Higher-Order Corrections to Optimisers based on Newton's Method

TL;DR

This paper introduces higher-order correction techniques based on geodesic acceleration to improve Newton-like optimization methods, significantly reducing steps and computation time in nonlinear least squares problems.

Contribution

It develops a differential equation framework for higher-order corrections, enabling 2nd to 4th order improvements to Levenberg--Marquardt and similar algorithms.

Findings

Higher-order methods reduce optimization steps.

Significant decrease in computation time.

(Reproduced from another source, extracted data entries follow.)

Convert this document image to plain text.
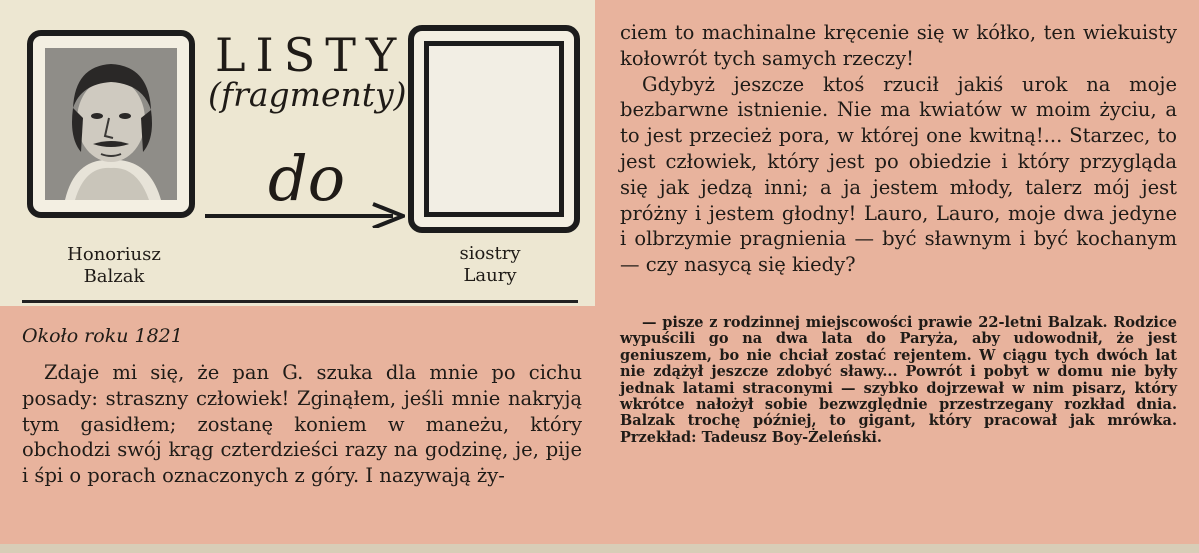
LISTY
(fragmenty)
do
Honoriusz
Balzak
siostry
Laury
Około roku 1821

Zdaje mi się, że pan G. szuka dla mnie po cichu posady: straszny człowiek! Zginąłem, jeśli mnie nakryją tym gasidłem; zostanę koniem w maneżu, który obchodzi swój krąg czterdzieści razy na godzinę, je, pije i śpi o porach oznaczonych z góry. I nazywają ży-

ciem to machinalne kręcenie się w kółko, ten wiekuisty kołowrót tych samych rzeczy!

Gdybyż jeszcze ktoś rzucił jakiś urok na moje bezbarwne istnienie. Nie ma kwiatów w moim życiu, a to jest przecież pora, w której one kwitną!... Starzec, to jest człowiek, który jest po obiedzie i który przygląda się jak jedzą inni; a ja jestem młody, talerz mój jest próżny i jestem głodny! Lauro, Lauro, moje dwa jedyne i olbrzymie pragnienia — być sławnym i być kochanym — czy nasycą się kiedy?

— pisze z rodzinnej miejscowości prawie 22-letni Balzak. Rodzice wypuścili go na dwa lata do Paryża, aby udowodnił, że jest geniuszem, bo nie chciał zostać rejentem. W ciągu tych dwóch lat nie zdążył jeszcze zdobyć sławy... Powrót i pobyt w domu nie były jednak latami straconymi — szybko dojrzewał w nim pisarz, który wkrótce nałożył sobie bezwzględnie przestrzegany rozkład dnia. Balzak trochę później, to gigant, który pracował jak mrówka. Przekład: Tadeusz Boy-Żeleński.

Effective for ill-conditioned Jacobian problems.

Abstract

The Newton, Gauss--Newton and Levenberg--Marquardt methods all use the first derivative of a vector function (the Jacobian) to minimise its sum of squares. When the Jacobian matrix is ill-conditioned, the function varies much faster in some directions than others and the space of possible improvement in sum of squares becomes a long narrow ellipsoid in the linear model. This means that even a small amount of nonlinearity in the problem parameters can cause a proposed point far down the long axis of the ellipsoid to fall outside of the actual curved valley of improved values, even though it is quite nearby. This paper presents a differential equation that `follows' these valleys, based on the technique of geodesic acceleration, which itself provides a 2$^\mathrm{nd}$ order improvement to the Levenberg--Marquardt iteration step. Higher derivatives of this equation are computed that allow $n^\mathrm{th}$ order improvements to the optimisation methods to be derived. These higher-order accelerated methods up to 4$^\mathrm{th}$ order are tested numerically and shown to provide substantial reduction of both number of steps and computation time.